Step 3: Update IDs and Variables
- If needed, update phone numbers, message type field names, or any custom IDs in the Set or Switch nodes.
- Check all prompts in AI nodes and copy-paste if instructions need changes for user tone or style.
Step 4: Testing
- Send test WhatsApp messages of different types (text, audio, video, image) to confirm the workflow triggers and processes correctly.
- Watch n8n execution history for any errors or failed nodes.
Step 5: Activate for Production
- When testing passes, activate the workflow toggling it ON inside your n8n environment.
- Ensure the WhatsApp webhook URL is updated in WhatsApp Business API to point to your running n8n instance.
- If using self-host n8n, make sure the server is reachable publicly with valid HTTPS.
Customization Ideas
- Replace Google Gemini with other AI APIs in HTTP Request nodes.
- Have the bot send images or audio back by enabling multimedia responses in WhatsApp Send node.
- Change summarizer node prompts for different styles, like formal or casual tones.
- Adjust conversation memory session keys in Window Buffer Memory to organize chats differently.

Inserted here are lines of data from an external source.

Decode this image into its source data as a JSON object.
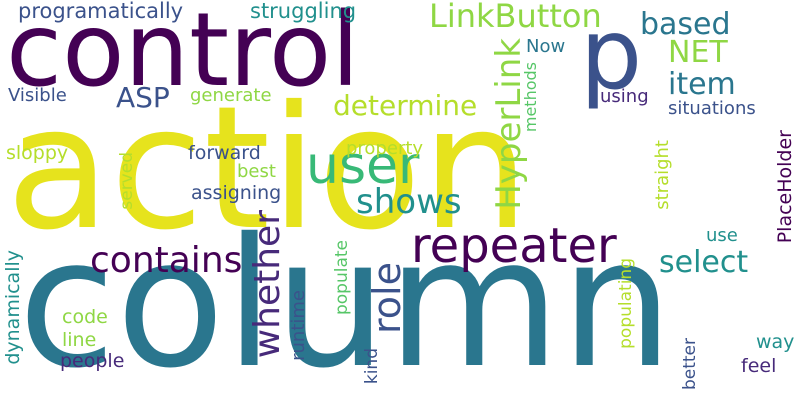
{
  "colors": {
    "background": "#ffffff",
    "palette": [
      "#e6e31d",
      "#440154",
      "#2a768e",
      "#8fd744",
      "#38b977",
      "#3b528b",
      "#472a7a",
      "#21908d",
      "#b5de2b",
      "#56c667"
    ]
  },
  "words": {
    "action": "action",
    "column": "column",
    "control": "control",
    "p": "p",
    "user": "user",
    "repeater": "repeater",
    "linkbutton": "LinkButton",
    "hyperlink": "HyperLink",
    "role": "role",
    "whether": "whether",
    "contains": "contains",
    "shows": "shows",
    "determine": "determine",
    "item": "item",
    "select": "select",
    "based": "based",
    "net": "NET",
    "asp": "ASP",
    "programatically": "programatically",
    "struggling": "struggling",
    "visible": "Visible",
    "generate": "generate",
    "now": "Now",
    "using": "using",
    "situations": "situations",
    "methods": "methods",
    "sloppy": "sloppy",
    "forward": "forward",
    "property": "property",
    "best": "best",
    "assigning": "assigning",
    "served": "served",
    "straight": "straight",
    "placeholder": "PlaceHolder",
    "use": "use",
    "runtime": "runtime",
    "populate": "populate",
    "populating": "populating",
    "dynamically": "dynamically",
    "code": "code",
    "line": "line",
    "people": "people",
    "kind": "kind",
    "better": "better",
    "way": "way",
    "feel": "feel"
  }
}
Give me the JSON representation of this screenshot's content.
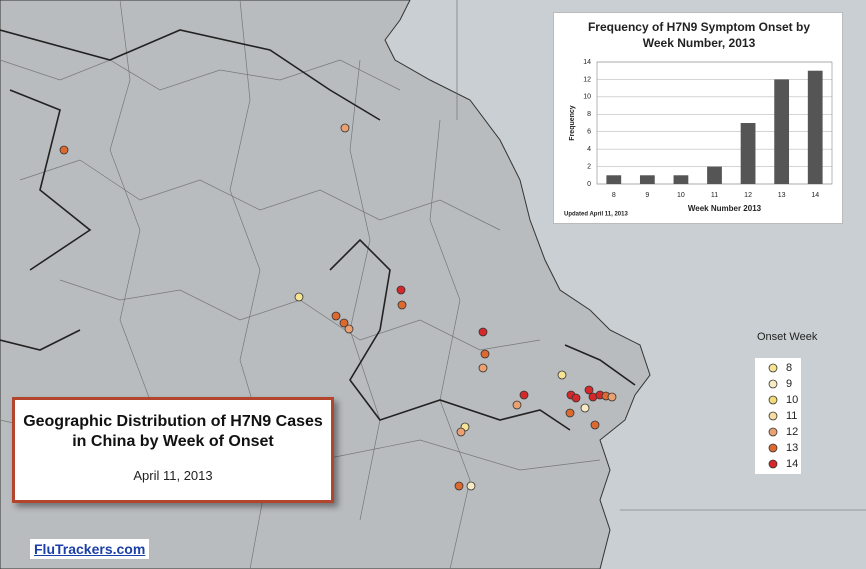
{
  "title": "Geographic Distribution of H7N9 Cases in China by Week of Onset",
  "date": "April 11, 2013",
  "brand": "FluTrackers.com",
  "legend": {
    "title": "Onset Week",
    "items": [
      {
        "week": 8,
        "color": "#f7e394"
      },
      {
        "week": 9,
        "color": "#f8ebc4"
      },
      {
        "week": 10,
        "color": "#f2da78"
      },
      {
        "week": 11,
        "color": "#f6dca0"
      },
      {
        "week": 12,
        "color": "#eba072"
      },
      {
        "week": 13,
        "color": "#dc6a30"
      },
      {
        "week": 14,
        "color": "#d5282a"
      }
    ]
  },
  "chart_data": {
    "type": "bar",
    "title": "Frequency of H7N9 Symptom Onset by Week Number, 2013",
    "x_label": "Week Number 2013",
    "y_label": "Frequency",
    "note": "Updated April 11, 2013",
    "categories": [
      "8",
      "9",
      "10",
      "11",
      "12",
      "13",
      "14"
    ],
    "values": [
      1,
      1,
      1,
      2,
      7,
      12,
      13
    ],
    "color": "#555555",
    "ylim": [
      0,
      14
    ],
    "yticks": [
      0,
      2,
      4,
      6,
      8,
      10,
      12,
      14
    ],
    "grid": true
  }
}
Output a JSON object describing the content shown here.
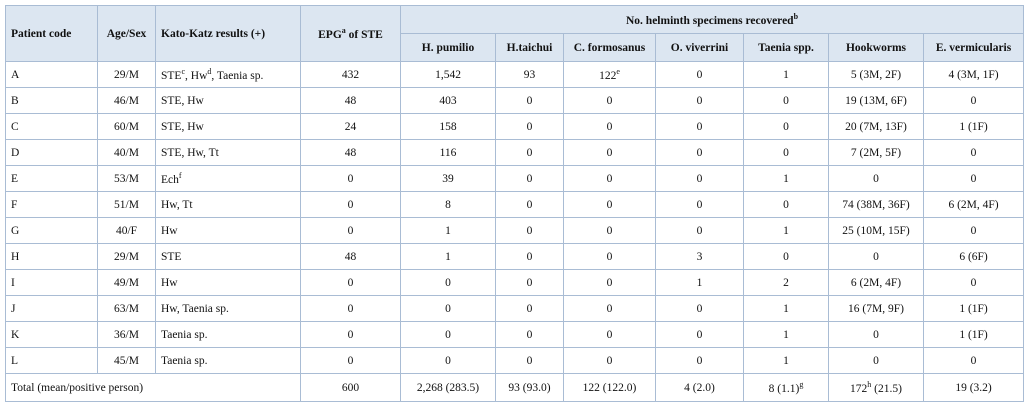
{
  "table": {
    "header": {
      "top": [
        "Patient code",
        "Age/Sex",
        "Kato-Katz results (+)",
        [
          "EPG",
          {
            "sup": "a"
          },
          " of STE"
        ],
        [
          "No. helminth specimens recovered",
          {
            "sup": "b"
          }
        ]
      ],
      "sub": [
        "H. pumilio",
        "H.taichui",
        "C. formosanus",
        "O. viverrini",
        "Taenia spp.",
        "Hookworms",
        "E. vermicularis"
      ]
    },
    "rows": [
      [
        "A",
        "29/M",
        [
          "STE",
          {
            "sup": "c"
          },
          ", Hw",
          {
            "sup": "d"
          },
          ", Taenia sp."
        ],
        "432",
        "1,542",
        "93",
        [
          "122",
          {
            "sup": "e"
          }
        ],
        "0",
        "1",
        "5 (3M, 2F)",
        "4 (3M, 1F)"
      ],
      [
        "B",
        "46/M",
        "STE, Hw",
        "48",
        "403",
        "0",
        "0",
        "0",
        "0",
        "19 (13M, 6F)",
        "0"
      ],
      [
        "C",
        "60/M",
        "STE, Hw",
        "24",
        "158",
        "0",
        "0",
        "0",
        "0",
        "20 (7M, 13F)",
        "1 (1F)"
      ],
      [
        "D",
        "40/M",
        "STE, Hw, Tt",
        "48",
        "116",
        "0",
        "0",
        "0",
        "0",
        "7 (2M, 5F)",
        "0"
      ],
      [
        "E",
        "53/M",
        [
          "Ech",
          {
            "sup": "f"
          }
        ],
        "0",
        "39",
        "0",
        "0",
        "0",
        "1",
        "0",
        "0"
      ],
      [
        "F",
        "51/M",
        "Hw, Tt",
        "0",
        "8",
        "0",
        "0",
        "0",
        "0",
        "74 (38M, 36F)",
        "6 (2M, 4F)"
      ],
      [
        "G",
        "40/F",
        "Hw",
        "0",
        "1",
        "0",
        "0",
        "0",
        "1",
        "25 (10M, 15F)",
        "0"
      ],
      [
        "H",
        "29/M",
        "STE",
        "48",
        "1",
        "0",
        "0",
        "3",
        "0",
        "0",
        "6 (6F)"
      ],
      [
        "I",
        "49/M",
        "Hw",
        "0",
        "0",
        "0",
        "0",
        "1",
        "2",
        "6 (2M, 4F)",
        "0"
      ],
      [
        "J",
        "63/M",
        "Hw, Taenia sp.",
        "0",
        "0",
        "0",
        "0",
        "0",
        "1",
        "16 (7M, 9F)",
        "1 (1F)"
      ],
      [
        "K",
        "36/M",
        "Taenia sp.",
        "0",
        "0",
        "0",
        "0",
        "0",
        "1",
        "0",
        "1 (1F)"
      ],
      [
        "L",
        "45/M",
        "Taenia sp.",
        "0",
        "0",
        "0",
        "0",
        "0",
        "1",
        "0",
        "0"
      ]
    ],
    "total": [
      "Total (mean/positive person)",
      "600",
      "2,268 (283.5)",
      "93 (93.0)",
      "122 (122.0)",
      "4 (2.0)",
      [
        "8 (1.1)",
        {
          "sup": "g"
        }
      ],
      [
        "172",
        {
          "sup": "h"
        },
        " (21.5)"
      ],
      "19 (3.2)"
    ]
  }
}
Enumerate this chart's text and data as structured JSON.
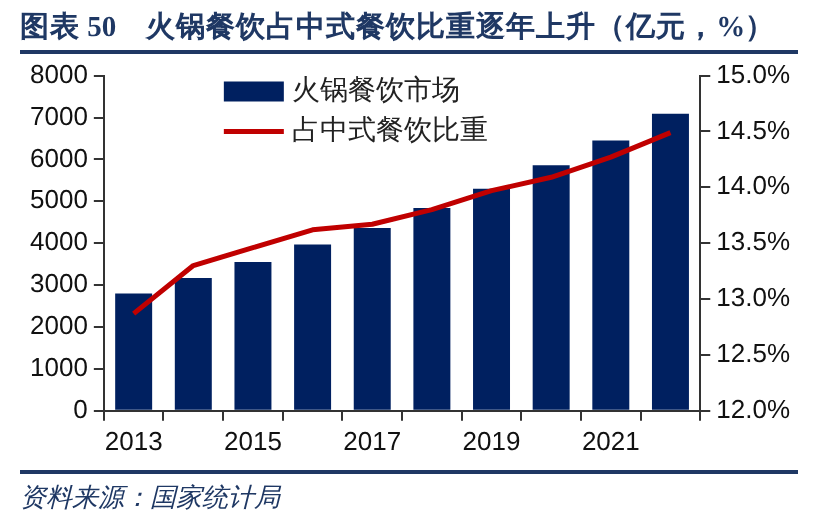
{
  "chart_data": {
    "type": "bar",
    "title": "图表 50　火锅餐饮占中式餐饮比重逐年上升（亿元，%）",
    "categories": [
      "2013",
      null,
      "2015",
      null,
      "2017",
      null,
      "2019",
      null,
      "2021",
      null
    ],
    "series": [
      {
        "name": "火锅餐饮市场",
        "color": "#002060",
        "values": [
          2800,
          3170,
          3550,
          3970,
          4360,
          4840,
          5300,
          5860,
          6450,
          7090
        ]
      },
      {
        "name": "占中式餐饮比重",
        "type": "line",
        "axis": "y2",
        "color": "#c00000",
        "values": [
          12.87,
          13.3,
          13.46,
          13.62,
          13.67,
          13.8,
          13.97,
          14.09,
          14.27,
          14.49
        ]
      }
    ],
    "ylim": [
      0,
      8000
    ],
    "yticks": [
      0,
      1000,
      2000,
      3000,
      4000,
      5000,
      6000,
      7000,
      8000
    ],
    "y2lim": [
      12,
      15
    ],
    "y2ticks": [
      {
        "value": 12,
        "label": "12.0%"
      },
      {
        "value": 12.5,
        "label": "12.5%"
      },
      {
        "value": 13,
        "label": "13.0%"
      },
      {
        "value": 13.5,
        "label": "13.5%"
      },
      {
        "value": 14,
        "label": "14.0%"
      },
      {
        "value": 14.5,
        "label": "14.5%"
      },
      {
        "value": 15,
        "label": "15.0%"
      }
    ],
    "grid": false,
    "legend": "top left",
    "marker": "none",
    "annotations": [
      "资料来源：国家统计局"
    ]
  }
}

- Expand message type handling by adding new conditions and nodes for documents or location messages.
Troubleshooting
- Problem: “Webhook doesn’t get WhatsApp messages.”

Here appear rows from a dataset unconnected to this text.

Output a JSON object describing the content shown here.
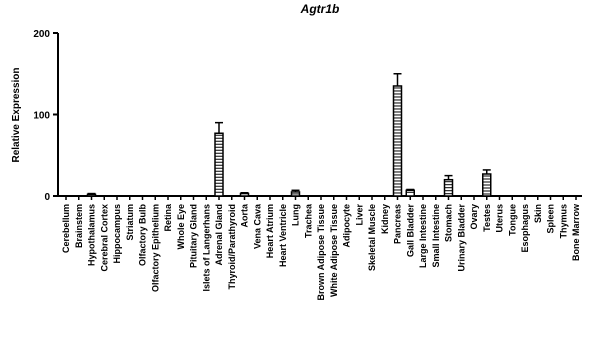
{
  "chart_data": {
    "type": "bar",
    "title": "Agtr1b",
    "xlabel": "",
    "ylabel": "Relative Expression",
    "ylim": [
      0,
      200
    ],
    "yticks": [
      "0",
      "100",
      "200"
    ],
    "grid": false,
    "categories": [
      "Cerebellum",
      "Brainstem",
      "Hypothalamus",
      "Cerebral Cortex",
      "Hippocampus",
      "Striatum",
      "Olfactory Bulb",
      "Olfactory Epithelium",
      "Retina",
      "Whole Eye",
      "Pituitary Gland",
      "Islets of Langerhans",
      "Adrenal Gland",
      "Thyroid/Parathyroid",
      "Aorta",
      "Vena Cava",
      "Heart Atrium",
      "Heart Ventricle",
      "Lung",
      "Trachea",
      "Brown Adipose Tissue",
      "White Adipose Tissue",
      "Adipocyte",
      "Liver",
      "Skeletal Muscle",
      "Kidney",
      "Pancreas",
      "Gall Bladder",
      "Large Intestine",
      "Small Intestine",
      "Stomach",
      "Urinary Bladder",
      "Ovary",
      "Testes",
      "Uterus",
      "Tongue",
      "Esophagus",
      "Skin",
      "Spleen",
      "Thymus",
      "Bone Marrow"
    ],
    "values": [
      0,
      0,
      2,
      0,
      0,
      0,
      0,
      0,
      0,
      0,
      0,
      0,
      77,
      0,
      3,
      0,
      0,
      0,
      5,
      0,
      0,
      0,
      0,
      0,
      0,
      0,
      135,
      7,
      0,
      0,
      20,
      0,
      0,
      27,
      0,
      0,
      0,
      0,
      0,
      0,
      0
    ],
    "errors": [
      0,
      0,
      1,
      0,
      0,
      0,
      0,
      0,
      0,
      0,
      0,
      0,
      13,
      0,
      1,
      0,
      0,
      0,
      2,
      0,
      0,
      0,
      0,
      0,
      0,
      0,
      15,
      1,
      0,
      0,
      5,
      0,
      0,
      5,
      0,
      0,
      0,
      0,
      0,
      0,
      0
    ],
    "bar_color": "#000000",
    "bar_fill": "#ffffff"
  }
}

Cause: WhatsApp is not set to send messages to the webhook URL.
Fix: Register the WhatsApp Trigger webhook URL inside WhatsApp API settings. Check credentials. - Problem: “Google Gemini API calls fail or error.”

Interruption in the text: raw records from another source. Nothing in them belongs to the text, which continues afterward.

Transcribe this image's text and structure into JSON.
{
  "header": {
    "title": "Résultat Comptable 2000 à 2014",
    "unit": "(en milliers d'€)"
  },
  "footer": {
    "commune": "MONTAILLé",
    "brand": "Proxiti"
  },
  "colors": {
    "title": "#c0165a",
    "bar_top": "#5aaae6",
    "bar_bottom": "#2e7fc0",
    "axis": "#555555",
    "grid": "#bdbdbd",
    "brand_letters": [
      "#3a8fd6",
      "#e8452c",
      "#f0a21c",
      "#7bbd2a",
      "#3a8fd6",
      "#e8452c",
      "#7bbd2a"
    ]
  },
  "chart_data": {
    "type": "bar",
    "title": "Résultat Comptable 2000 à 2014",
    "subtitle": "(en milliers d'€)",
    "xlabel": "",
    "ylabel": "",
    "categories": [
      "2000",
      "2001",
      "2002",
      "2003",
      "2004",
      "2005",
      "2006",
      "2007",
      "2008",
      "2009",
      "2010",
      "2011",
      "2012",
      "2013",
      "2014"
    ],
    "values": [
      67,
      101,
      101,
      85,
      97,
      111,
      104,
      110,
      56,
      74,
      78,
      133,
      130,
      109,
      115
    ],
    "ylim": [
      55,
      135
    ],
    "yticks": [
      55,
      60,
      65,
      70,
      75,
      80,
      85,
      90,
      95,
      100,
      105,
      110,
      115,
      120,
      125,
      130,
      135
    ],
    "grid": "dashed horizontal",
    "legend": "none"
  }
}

Cause: Wrong HTTP request format or bad API key.
Fix: Check POST body JSON structure and headers. Confirm API Key is valid and permissioned. - Problem: “AI Agent outputs wrong or blank answers.”
Cause: Missing or incorrect data in Set node input or memory.
Fix: Verify all expected variables are assigned properly and memory is linked.
Pre-Production Checklist
- Confirm WhatsApp API credentials are correct and webhook status is active.
- Test each kind of message on WhatsApp to see the workflow handle it right.
- Check Google Gemini API Keys and enough quota remains.
- Review AI Agent node prompt and memory setup for correct context handling.
- Test reply sending via WhatsApp Send node on real numbers.
- Backup workflow file and credential settings before enabling live.
Deployment Guide
After activating the workflow inside n8n, it will start handling WhatsApp messages automatically.
If self-hosting n8n, ensure your server is public and webhook URL is accessible.
Watch execution logs and output texts in n8n for smooth running.
Update API keys and tokens often to avoid downtime.
Conclusion
This WhatsApp chatbot workflow in n8n copies and understands many message types fast.
It uses AI to make short summaries and transcriptions, so responses come quick without extra staff.
This automation saves time, reduces errors, and keeps customers happy.
Next you can add CRM links, booking tools, or document checks with AI to make the bot more helpful.
You can change or grow this workflow to fit your own business needs.
Use it to get WhatsApp chats managed smartly and easily.
Summary
✓ Saves hours daily by handling WhatsApp multimedia messages automatically.
✓ Uses Google Gemini AI to transcribe audio and describe videos.
✓ Uses GPT-4o AI for image reading and text summarizing.
✓ Sends smart replies back without manual typing.
✓ Keeps chat memory to answer better next messages.
✓ Easy for beginners to set up by importing the workflow in n8n.
✓ Can be customized for different AI models and response styles.